Genç demek yarın demek genç demek o yarına güvenle bakabilmek deriz hep göğsümüzü kabarta kabarta. O gençliğe bir şeyleri hep emanet etmek isteriz. Bu bazen ‘Cumhuriyetimiz’ bazen uğruna neler neler feda edilen ‘vatan ve bayrak’ olur. Delikanlılarımız emanetlerimize iyi sahip çıksın diye anneler babalar evlatlarına her şeyin en iyisini almak en iyi imkânları sunmak isterler hep. Diğer toplumları bilemiyorum ama bu bizde tarihten itibaren böyle gelmiş ki ben inanıyorum böyle nesilden nesile de sürüp gidecektir.
Peki, gel gelelim uğruna feda edilen bunca imkânın, benim de içinde olduğuma inandığım genç arkadaşlar ne kadar karşılığını verebiliyor ya da verebiliyoruz? Hepimiz bilmekteyiz ki Türk Gençliği olarak çağın çok gerisinde ve değişimlere çok uzak mesafede yaşıyoruz. Yapmadığımızı çok iyi bildiğimiz fakat hala yapmamakda ısrar ettiğimiz bir gerçek var o da okumak! Bu sihirli kelimenin yerini dizilerle, internetle, kafelerde boy göstererek dolduruyoruz.

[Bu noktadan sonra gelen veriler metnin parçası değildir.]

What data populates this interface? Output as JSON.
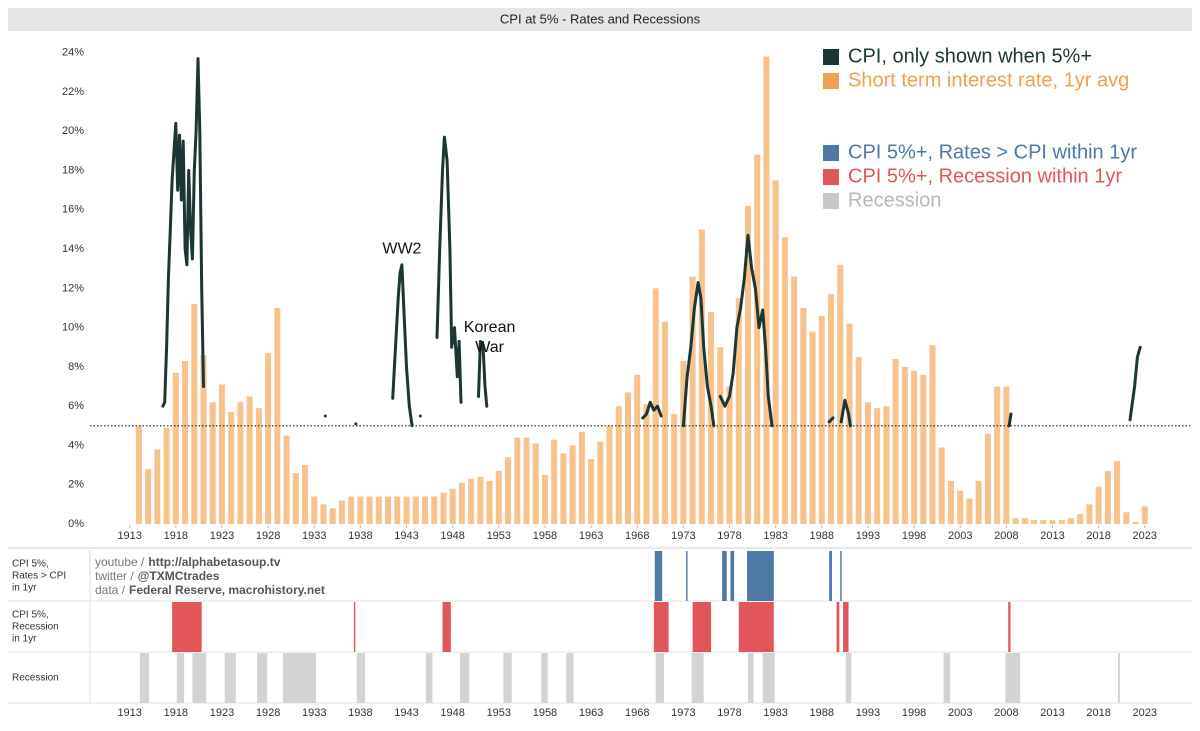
{
  "chart_data": {
    "type": "bar",
    "title": "CPI at 5% - Rates and Recessions",
    "xlim": [
      1908.7,
      2027.9
    ],
    "ylim": [
      -0.05,
      24.9
    ],
    "xticks": [
      1913,
      1918,
      1923,
      1928,
      1933,
      1938,
      1943,
      1948,
      1953,
      1958,
      1963,
      1968,
      1973,
      1978,
      1983,
      1988,
      1993,
      1998,
      2003,
      2008,
      2013,
      2018,
      2023
    ],
    "yticks": [
      {
        "value": 0,
        "label": "0%"
      },
      {
        "value": 2,
        "label": "2%"
      },
      {
        "value": 4,
        "label": "4%"
      },
      {
        "value": 6,
        "label": "6%"
      },
      {
        "value": 8,
        "label": "8%"
      },
      {
        "value": 10,
        "label": "10%"
      },
      {
        "value": 12,
        "label": "12%"
      },
      {
        "value": 14,
        "label": "14%"
      },
      {
        "value": 16,
        "label": "16%"
      },
      {
        "value": 18,
        "label": "18%"
      },
      {
        "value": 20,
        "label": "20%"
      },
      {
        "value": 22,
        "label": "22%"
      },
      {
        "value": 24,
        "label": "24%"
      }
    ],
    "threshold": 5,
    "series": [
      {
        "name": "Short term interest rate, 1yr avg",
        "color": "#f8c28c",
        "legend_color": "#f0a050",
        "x": [
          1914,
          1915,
          1916,
          1917,
          1918,
          1919,
          1920,
          1921,
          1922,
          1923,
          1924,
          1925,
          1926,
          1927,
          1928,
          1929,
          1930,
          1931,
          1932,
          1933,
          1934,
          1935,
          1936,
          1937,
          1938,
          1939,
          1940,
          1941,
          1942,
          1943,
          1944,
          1945,
          1946,
          1947,
          1948,
          1949,
          1950,
          1951,
          1952,
          1953,
          1954,
          1955,
          1956,
          1957,
          1958,
          1959,
          1960,
          1961,
          1962,
          1963,
          1964,
          1965,
          1966,
          1967,
          1968,
          1969,
          1970,
          1971,
          1972,
          1973,
          1974,
          1975,
          1976,
          1977,
          1978,
          1979,
          1980,
          1981,
          1982,
          1983,
          1984,
          1985,
          1986,
          1987,
          1988,
          1989,
          1990,
          1991,
          1992,
          1993,
          1994,
          1995,
          1996,
          1997,
          1998,
          1999,
          2000,
          2001,
          2002,
          2003,
          2004,
          2005,
          2006,
          2007,
          2008,
          2009,
          2010,
          2011,
          2012,
          2013,
          2014,
          2015,
          2016,
          2017,
          2018,
          2019,
          2020,
          2021,
          2022,
          2023
        ],
        "values": [
          5.0,
          2.8,
          3.8,
          4.9,
          7.7,
          8.3,
          11.2,
          8.6,
          6.2,
          7.1,
          5.7,
          6.2,
          6.5,
          5.9,
          8.7,
          11.0,
          4.5,
          2.6,
          3.0,
          1.4,
          1.0,
          0.8,
          1.2,
          1.4,
          1.4,
          1.4,
          1.4,
          1.4,
          1.4,
          1.4,
          1.4,
          1.4,
          1.4,
          1.6,
          1.8,
          2.1,
          2.3,
          2.4,
          2.2,
          2.7,
          3.4,
          4.4,
          4.4,
          4.1,
          2.5,
          4.3,
          3.6,
          4.0,
          4.7,
          3.3,
          4.2,
          5.0,
          6.0,
          6.7,
          7.6,
          6.1,
          12.0,
          10.3,
          5.6,
          8.3,
          12.6,
          15.0,
          10.8,
          9.0,
          7.0,
          11.5,
          16.2,
          18.8,
          23.8,
          17.5,
          14.6,
          12.6,
          11.0,
          9.8,
          10.6,
          11.7,
          13.2,
          10.2,
          8.5,
          6.2,
          5.9,
          6.0,
          8.4,
          8.0,
          7.8,
          7.6,
          9.1,
          3.9,
          2.2,
          1.7,
          1.3,
          2.2,
          4.6,
          7.0,
          7.0,
          0.3,
          0.3,
          0.2,
          0.2,
          0.2,
          0.2,
          0.3,
          0.5,
          1.0,
          1.9,
          2.7,
          3.2,
          0.6,
          0.1,
          0.9
        ]
      },
      {
        "name": "CPI, only shown when 5%+",
        "color": "#1c3634",
        "type": "line",
        "x": [
          1916.6,
          1916.8,
          1917.0,
          1917.2,
          1917.4,
          1917.6,
          1917.8,
          1918.0,
          1918.2,
          1918.4,
          1918.6,
          1918.8,
          1919.0,
          1919.2,
          1919.4,
          1919.6,
          1919.8,
          1920.0,
          1920.2,
          1920.4,
          1920.6,
          1920.8,
          1921.0,
          null,
          1934.2,
          null,
          1937.5,
          null,
          1941.5,
          1941.8,
          1942.1,
          1942.3,
          1942.5,
          1942.7,
          1943.0,
          1943.3,
          1943.6,
          null,
          1944.5,
          null,
          1946.3,
          1946.6,
          1946.9,
          1947.1,
          1947.4,
          1947.7,
          1947.9,
          1948.2,
          1948.5,
          1948.7,
          1948.9,
          null,
          1950.8,
          1951.0,
          1951.3,
          1951.5,
          1951.7,
          null,
          1968.6,
          1969.0,
          1969.4,
          1969.8,
          1970.2,
          1970.6,
          null,
          1973.0,
          1973.4,
          1973.8,
          1974.2,
          1974.6,
          1974.9,
          1975.2,
          1975.6,
          1976.0,
          1976.3,
          null,
          1977.0,
          1977.5,
          1978.0,
          1978.4,
          1978.8,
          1979.2,
          1979.6,
          1980.0,
          1980.4,
          1980.8,
          1981.2,
          1981.6,
          1981.9,
          1982.2,
          1982.6,
          null,
          1988.8,
          1989.2,
          null,
          1990.1,
          1990.5,
          1990.9,
          1991.1,
          null,
          2008.3,
          2008.5,
          null,
          2021.4,
          2021.6,
          2021.9,
          2022.2,
          2022.5
        ],
        "values": [
          6.0,
          6.2,
          9.0,
          12.5,
          15.0,
          17.5,
          19.0,
          20.4,
          17.0,
          19.8,
          16.5,
          19.5,
          14.0,
          13.2,
          18.0,
          15.0,
          13.5,
          18.0,
          20.0,
          23.7,
          20.0,
          12.0,
          7.0,
          null,
          5.5,
          null,
          5.1,
          null,
          6.4,
          9.0,
          11.5,
          12.8,
          13.2,
          11.0,
          8.0,
          6.0,
          5.0,
          null,
          5.5,
          null,
          9.5,
          14.0,
          18.0,
          19.7,
          18.5,
          14.0,
          9.0,
          10.0,
          7.5,
          9.3,
          6.2,
          null,
          6.5,
          9.3,
          9.0,
          7.0,
          6.0,
          null,
          5.4,
          5.6,
          6.2,
          5.8,
          6.0,
          5.5,
          null,
          5.0,
          7.5,
          9.0,
          11.0,
          12.3,
          11.5,
          9.0,
          7.0,
          6.0,
          5.0,
          null,
          6.5,
          6.0,
          6.5,
          7.7,
          10.0,
          11.0,
          12.5,
          14.7,
          13.0,
          12.0,
          10.0,
          10.9,
          9.0,
          6.5,
          5.0,
          null,
          5.2,
          5.4,
          null,
          5.2,
          6.3,
          5.6,
          5.0,
          null,
          5.0,
          5.6,
          null,
          5.3,
          6.0,
          7.0,
          8.5,
          9.0
        ]
      }
    ],
    "annotations": [
      {
        "lines": [
          "WW2"
        ],
        "x": 1942.5,
        "y": 14
      },
      {
        "lines": [
          "Korean",
          "War"
        ],
        "x": 1952,
        "y": 10
      }
    ],
    "legend_extra": [
      {
        "name": "CPI 5%+, Rates > CPI within 1yr",
        "color": "#4e79a7"
      },
      {
        "name": "CPI 5%+, Recession within 1yr",
        "color": "#e15759"
      },
      {
        "name": "Recession",
        "color": "#c8c8c8"
      }
    ],
    "credits": [
      {
        "label": "youtube /",
        "value": "http://alphabetasoup.tv"
      },
      {
        "label": "twitter /",
        "value": "@TXMCtrades"
      },
      {
        "label": "data /",
        "value": "Federal Reserve, macrohistory.net"
      }
    ],
    "bands": [
      {
        "lines": [
          "CPI 5%,",
          "Rates > CPI",
          "in 1yr"
        ],
        "color": "#4e79a7",
        "spans": [
          [
            1969.9,
            1970.7
          ],
          [
            1973.3,
            1973.45
          ],
          [
            1977.2,
            1977.7
          ],
          [
            1978.1,
            1978.5
          ],
          [
            1979.9,
            1982.8
          ],
          [
            1988.8,
            1989.1
          ],
          [
            1990.0,
            1990.15
          ]
        ]
      },
      {
        "lines": [
          "CPI 5%,",
          "Recession",
          "in 1yr"
        ],
        "color": "#e15759",
        "spans": [
          [
            1917.6,
            1920.8
          ],
          [
            1937.3,
            1937.45
          ],
          [
            1946.9,
            1947.8
          ],
          [
            1969.8,
            1971.4
          ],
          [
            1974.0,
            1976.0
          ],
          [
            1979.0,
            1982.8
          ],
          [
            1989.6,
            1989.9
          ],
          [
            1990.3,
            1990.9
          ],
          [
            2008.2,
            2008.45
          ]
        ]
      },
      {
        "lines": [
          "Recession"
        ],
        "color": "#d3d3d3",
        "spans": [
          [
            1914.1,
            1915.1
          ],
          [
            1918.1,
            1918.9
          ],
          [
            1919.8,
            1921.3
          ],
          [
            1923.3,
            1924.5
          ],
          [
            1926.8,
            1927.9
          ],
          [
            1929.6,
            1933.2
          ],
          [
            1937.6,
            1938.5
          ],
          [
            1945.1,
            1945.8
          ],
          [
            1948.8,
            1949.8
          ],
          [
            1953.5,
            1954.4
          ],
          [
            1957.6,
            1958.3
          ],
          [
            1960.3,
            1961.1
          ],
          [
            1970.0,
            1970.9
          ],
          [
            1973.9,
            1975.2
          ],
          [
            1980.0,
            1980.6
          ],
          [
            1981.6,
            1982.9
          ],
          [
            1990.6,
            1991.2
          ],
          [
            2001.2,
            2001.9
          ],
          [
            2007.9,
            2009.5
          ],
          [
            2020.1,
            2020.3
          ]
        ]
      }
    ]
  }
}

Ondan sonra genelkurmay başkanının adını bilmiyor, bizi kimler yönetiyor tanımıyor, hepsinden korkunç olanı da seçimlerde oy verdiğimiz siyasi partilerin liderleri iyi giyindiği için oy veriyoruz. Yaşanan terör olaylarını görüyor ama görmezden geliyoruz. Birileri hemen yanı başımızda özerklik ilan ediyor hadi toplumu geçtim gençler olarak bir refleks göstermiyoruz. Hadi hepsine göz yumduk diyelim. Ata’nın gözbebeği bize emanet dimi? Nedir o? Cumhuriyet. Ama birileri sarışın mavi gözlü liderimizin resminden rahatsız olup üzerine bayrak asıyor sanki başka yer kalmamış gibi. Nasıl sahip çıkmak bu hem bugüne hem yarına? Ey ulu önder, ey paşam gör yarınların bekçileri dediğin TÜRK GENÇLİĞİ! nin bi çare sessiz kalışını.

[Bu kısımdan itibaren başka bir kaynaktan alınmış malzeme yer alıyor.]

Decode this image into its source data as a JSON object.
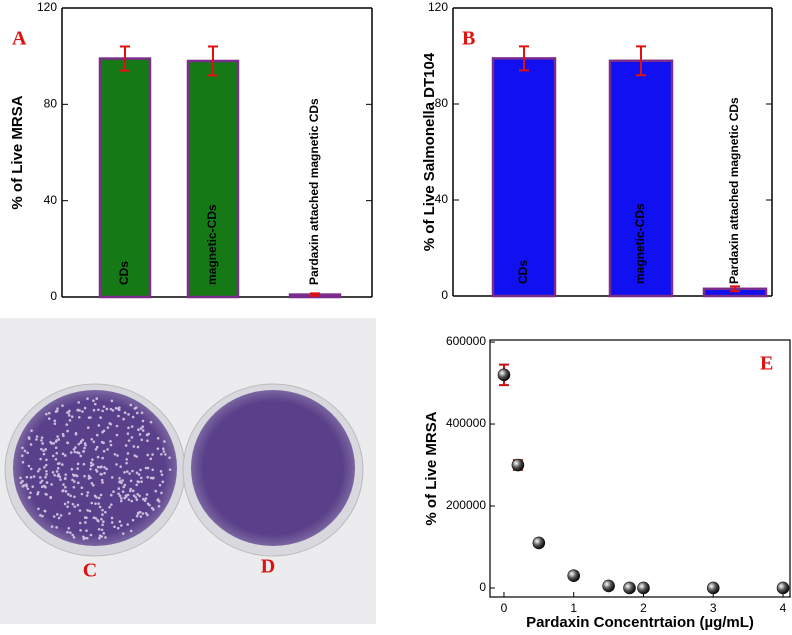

Duyarlı, güzel günlerimizin teminatı olan gencecik fidanlarımız yok mu? Tabi ki mevcut ama o gençlerimizde sokaklara dökülerek yok edilmeye çalışılıyor.O gençler zaten durumun farkında olduğu için bir şeyler için çabalıyor kanat çırpıyor.Ama okyanusun içinde kaybolmuş bir adamın son çırpınışları kadar etkisiz olduğu kanaatindeyim bu çırpınışların..!

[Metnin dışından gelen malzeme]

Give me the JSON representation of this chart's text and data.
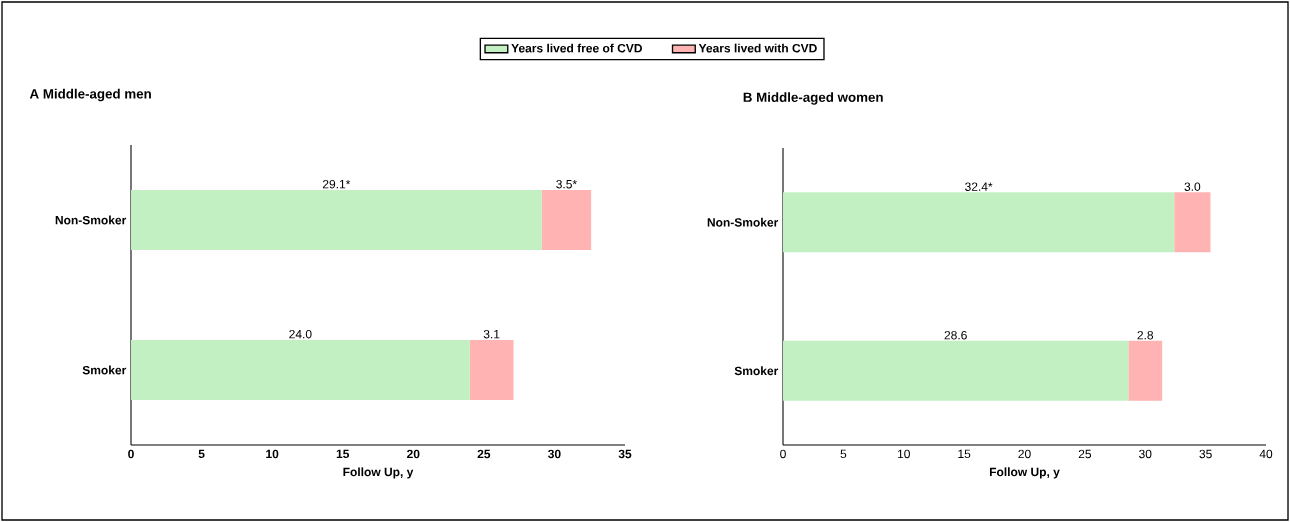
{
  "chart_data": [
    {
      "type": "bar",
      "orientation": "horizontal",
      "stacked": true,
      "title": "A Middle-aged men",
      "xlabel": "Follow Up, y",
      "categories": [
        "Non-Smoker",
        "Smoker"
      ],
      "xlim": [
        0,
        35
      ],
      "xticks": [
        0,
        5,
        10,
        15,
        20,
        25,
        30,
        35
      ],
      "legend": "top",
      "series": [
        {
          "name": "Years lived free of CVD",
          "color": "#c2f0c2",
          "values": [
            29.1,
            24.0
          ],
          "value_labels": [
            "29.1*",
            "24.0"
          ]
        },
        {
          "name": "Years lived with CVD",
          "color": "#ffb3b3",
          "values": [
            3.5,
            3.1
          ],
          "value_labels": [
            "3.5*",
            "3.1"
          ]
        }
      ]
    },
    {
      "type": "bar",
      "orientation": "horizontal",
      "stacked": true,
      "title": "B Middle-aged women",
      "xlabel": "Follow Up, y",
      "categories": [
        "Non-Smoker",
        "Smoker"
      ],
      "xlim": [
        0,
        40
      ],
      "xticks": [
        0,
        5,
        10,
        15,
        20,
        25,
        30,
        35,
        40
      ],
      "series": [
        {
          "color": "#c2f0c2",
          "values": [
            32.4,
            28.6
          ],
          "value_labels": [
            "32.4*",
            "28.6"
          ]
        },
        {
          "color": "#ffb3b3",
          "values": [
            3.0,
            2.8
          ],
          "value_labels": [
            "3.0",
            "2.8"
          ]
        }
      ]
    }
  ]
}
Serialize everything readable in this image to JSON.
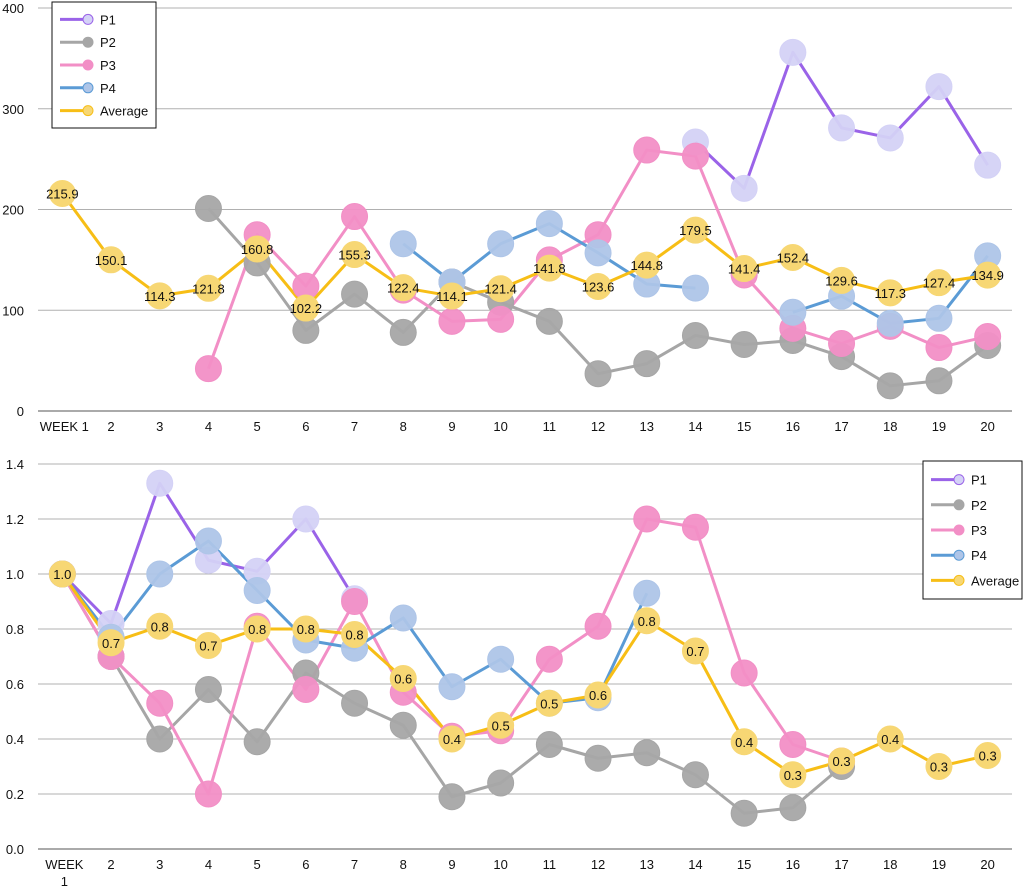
{
  "chart_data": [
    {
      "type": "line",
      "title": "",
      "xlabel": "",
      "ylabel": "",
      "categories": [
        "WEEK 1",
        "2",
        "3",
        "4",
        "5",
        "6",
        "7",
        "8",
        "9",
        "10",
        "11",
        "12",
        "13",
        "14",
        "15",
        "16",
        "17",
        "18",
        "19",
        "20"
      ],
      "ylim": [
        0,
        400
      ],
      "yticks": [
        "0",
        "100",
        "200",
        "300",
        "400"
      ],
      "legend_position": "top-left",
      "series": [
        {
          "name": "P1",
          "color": "#9a63e8",
          "marker_color": "#d4d2f6",
          "values": [
            null,
            null,
            null,
            null,
            null,
            null,
            null,
            null,
            null,
            null,
            null,
            null,
            null,
            267,
            221,
            356,
            281,
            271,
            322,
            244
          ]
        },
        {
          "name": "P2",
          "color": "#a6a6a6",
          "marker_color": "#a6a6a6",
          "values": [
            null,
            null,
            null,
            201,
            147,
            80,
            116,
            78,
            128,
            108,
            89,
            37,
            47,
            75,
            66,
            70,
            54,
            25,
            30,
            65
          ]
        },
        {
          "name": "P3",
          "color": "#f28fc6",
          "marker_color": "#f28fc6",
          "values": [
            null,
            null,
            null,
            42,
            175,
            124,
            193,
            120,
            89,
            91,
            150,
            175,
            259,
            253,
            135,
            82,
            67,
            84,
            63,
            74
          ]
        },
        {
          "name": "P4",
          "color": "#5b9bd5",
          "marker_color": "#aec5e8",
          "values": [
            null,
            null,
            null,
            null,
            null,
            null,
            null,
            166,
            128,
            166,
            186,
            157,
            126,
            122,
            null,
            98,
            114,
            87,
            92,
            154
          ]
        },
        {
          "name": "Average",
          "color": "#f7be16",
          "marker_color": "#f7d774",
          "values": [
            215.9,
            150.1,
            114.3,
            121.8,
            160.8,
            102.2,
            155.3,
            122.4,
            114.1,
            121.4,
            141.8,
            123.6,
            144.8,
            179.5,
            141.4,
            152.4,
            129.6,
            117.3,
            127.4,
            134.9
          ],
          "labels": [
            "215.9",
            "150.1",
            "114.3",
            "121.8",
            "160.8",
            "102.2",
            "155.3",
            "122.4",
            "114.1",
            "121.4",
            "141.8",
            "123.6",
            "144.8",
            "179.5",
            "141.4",
            "152.4",
            "129.6",
            "117.3",
            "127.4",
            "134.9"
          ]
        }
      ]
    },
    {
      "type": "line",
      "title": "",
      "xlabel": "",
      "ylabel": "",
      "categories": [
        "WEEK 1",
        "2",
        "3",
        "4",
        "5",
        "6",
        "7",
        "8",
        "9",
        "10",
        "11",
        "12",
        "13",
        "14",
        "15",
        "16",
        "17",
        "18",
        "19",
        "20"
      ],
      "ylim": [
        0,
        1.4
      ],
      "yticks": [
        "0.0",
        "0.2",
        "0.4",
        "0.6",
        "0.8",
        "1.0",
        "1.2",
        "1.4"
      ],
      "legend_position": "top-right",
      "series": [
        {
          "name": "P1",
          "color": "#9a63e8",
          "marker_color": "#d4d2f6",
          "values": [
            1.0,
            0.82,
            1.33,
            1.05,
            1.01,
            1.2,
            0.91,
            null,
            null,
            null,
            null,
            null,
            null,
            null,
            null,
            null,
            null,
            null,
            null,
            null
          ]
        },
        {
          "name": "P2",
          "color": "#a6a6a6",
          "marker_color": "#a6a6a6",
          "values": [
            1.0,
            0.7,
            0.4,
            0.58,
            0.39,
            0.64,
            0.53,
            0.45,
            0.19,
            0.24,
            0.38,
            0.33,
            0.35,
            0.27,
            0.13,
            0.15,
            0.3,
            null,
            null,
            null
          ]
        },
        {
          "name": "P3",
          "color": "#f28fc6",
          "marker_color": "#f28fc6",
          "values": [
            1.0,
            0.7,
            0.53,
            0.2,
            0.81,
            0.58,
            0.9,
            0.57,
            0.41,
            0.43,
            0.69,
            0.81,
            1.2,
            1.17,
            0.64,
            0.38,
            0.32,
            null,
            null,
            null
          ]
        },
        {
          "name": "P4",
          "color": "#5b9bd5",
          "marker_color": "#aec5e8",
          "values": [
            1.0,
            0.77,
            1.0,
            1.12,
            0.94,
            0.76,
            0.73,
            0.84,
            0.59,
            0.69,
            0.53,
            0.55,
            0.93,
            null,
            null,
            null,
            null,
            null,
            null,
            null
          ]
        },
        {
          "name": "Average",
          "color": "#f7be16",
          "marker_color": "#f7d774",
          "values": [
            1.0,
            0.75,
            0.81,
            0.74,
            0.8,
            0.8,
            0.78,
            0.62,
            0.4,
            0.45,
            0.53,
            0.56,
            0.83,
            0.72,
            0.39,
            0.27,
            0.32,
            0.4,
            0.3,
            0.34
          ],
          "labels": [
            "1.0",
            "0.7",
            "0.8",
            "0.7",
            "0.8",
            "0.8",
            "0.8",
            "0.6",
            "0.4",
            "0.5",
            "0.5",
            "0.6",
            "0.8",
            "0.7",
            "0.4",
            "0.3",
            "0.3",
            "0.4",
            "0.3",
            "0.3"
          ]
        }
      ]
    }
  ]
}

Bu ülkenin beyin takımları olan gençler 1980 darbesi ile yok edildi. Bir nesil üç kuşak öyle gitti. Şimdi ki gençlik ise dizilerle uyutuldu ve ülkemizin temel varlık nedenlerini kırmızıçizgilerimizi unuttuk. Şairin de dediği gibi: Hürriyetin tarifini unuttuk
Çanakkale’yi, Sakarya’yı unuttuk
Unuttuk ecdadı, maziyi unuttuk
Muhtaç olduğumuz kudret, damardaki asıl kanı unuttuk! Biliyorum ilerisi için çok karamsarım ama gerçeklik payının olduğunu düşünüyorum bu düşüncelerimin.
Peki, siz ne düşünüyor nasıl refleks gösteriyorsunuz? Sizce gelecek ne getirecek?